Kinetic theory of a two-dimensional magnetized plasma

Abstract

Several features of the equilibrium and non-equilibrium statistical mechanics of a two-dimensional plasma in a uniform d.c. magnetic field are investigated. The calculations have been motivated by the recent derivation of Bohm's diffusion coefficient given by Taylor & McNamara for this system. The charges interact only through electrostatic (logarithmic) potentials. The problem is considered both with and without the guidiiig-centre approximation. With the guiding centre approximation, an appropriate Liouville equation and BBGKV hierarchy predict no approach to thermal equilibrium for the spatially uniform case.
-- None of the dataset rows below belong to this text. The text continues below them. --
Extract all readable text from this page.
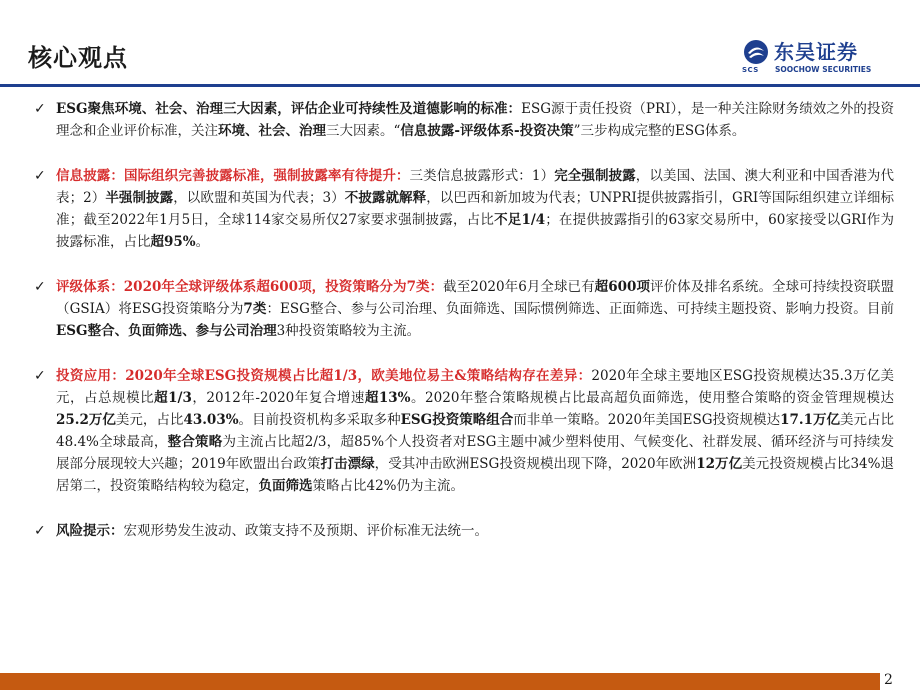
核心观点	SCS
东吴证券
SOOCHOW SECURITIES
✓ ESG聚焦环境、社会、治理三大因素，评估企业可持续性及道德影响的标准：ESG源于责任投资（PRI），是一种关注除财务绩效之外的投资理念和企业评价标准，关注环境、社会、治理三大因素。“信息披露-评级体系-投资决策”三步构成完整的ESG体系。
✓ 信息披露：国际组织完善披露标准，强制披露率有待提升：三类信息披露形式：1）完全强制披露，以美国、法国、澳大利亚和中国香港为代表；2）半强制披露，以欧盟和英国为代表；3）不披露就解释，以巴西和新加坡为代表；UNPRI提供披露指引，GRI等国际组织建立详细标准；截至2022年1月5日，全球114家交易所仅27家要求强制披露，占比不足1/4；在提供披露指引的63家交易所中，60家接受以GRI作为披露标准，占比超95%。
✓ 评级体系：2020年全球评级体系超600项，投资策略分为7类：截至2020年6月全球已有超600项评价体及排名系统。全球可持续投资联盟（GSIA）将ESG投资策略分为7类：ESG整合、参与公司治理、负面筛选、国际惯例筛选、正面筛选、可持续主题投资、影响力投资。目前ESG整合、负面筛选、参与公司治理3种投资策略较为主流。
✓ 投资应用：2020年全球ESG投资规模占比超1/3，欧美地位易主&策略结构存在差异：2020年全球主要地区ESG投资规模达35.3万亿美元，占总规模比超1/3，2012年-2020年复合增速超13%。2020年整合策略规模占比最高超负面筛选，使用整合策略的资金管理规模达25.2万亿美元，占比43.03%。目前投资机构多采取多种ESG投资策略组合而非单一策略。2020年美国ESG投资规模达17.1万亿美元占比48.4%全球最高，整合策略为主流占比超2/3，超85%个人投资者对ESG主题中减少塑料使用、气候变化、社群发展、循环经济与可持续发展部分展现较大兴趣；2019年欧盟出台政策打击漂绿，受其冲击欧洲ESG投资规模出现下降，2020年欧洲12万亿美元投资规模占比34%退居第二，投资策略结构较为稳定，负面筛选策略占比42%仍为主流。
✓ 风险提示：宏观形势发生波动、政策支持不及预期、评价标准无法统一。
2
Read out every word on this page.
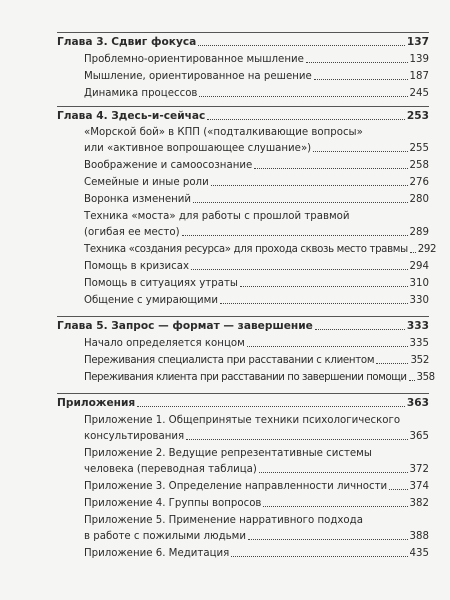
Глава 3. Сдвиг фокуса	137
Проблемно-ориентированное мышление	139
Мышление, ориентированное на решение	187
Динамика процессов	245
Глава 4. Здесь-и-сейчас	253
«Морской бой» в КПП («подталкивающие вопросы»
или «активное вопрошающее слушание»)	255
Воображение и самоосознание	258
Семейные и иные роли	276
Воронка изменений	280
Техника «моста» для работы с прошлой травмой
(огибая ее место)	289
Техника «создания ресурса» для прохода сквозь место травмы 292
Помощь в кризисах	294
Помощь в ситуациях утраты	310
Общение с умирающими	330
Глава 5. Запрос — формат — завершение	333
Начало определяется концом	335
Переживания специалиста при расставании с клиентом	352
Переживания клиента при расставании по завершении помощи 358
Приложения	363
Приложение 1. Общепринятые техники психологического
консультирования	365
Приложение 2. Ведущие репрезентативные системы
человека (переводная таблица)	372
Приложение 3. Определение направленности личности 374
Приложение 4. Группы вопросов	382
Приложение 5. Применение нарративного подхода
в работе с пожилыми людьми	388
Приложение 6. Медитация	435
For the spatially non-uniform situation, a guiding-centre ‘Vlasov’ equation is discussed, and is solved in special cases. The most interesting features of thermal equilibrium theory (with and without the guiding-centre approximation) are (i) a collapse of the system above a critical value of the plasma parameter, and (ii) a divergence in the electric field fluctuation spectrum (minus the selfenergy terms) for small plasma parameter and very large systems. For the nonequilibrium, non-guiding-centre case, a Boltzmann equation and a Fokker—Planck equation are derived in the appropriate limits. The latter is more tractable than the former, and can be shown to obey conservation laws and an H-theorem, but contains a divergent integral, which must be cut off on physical grounds. Several unsolved problems are posed.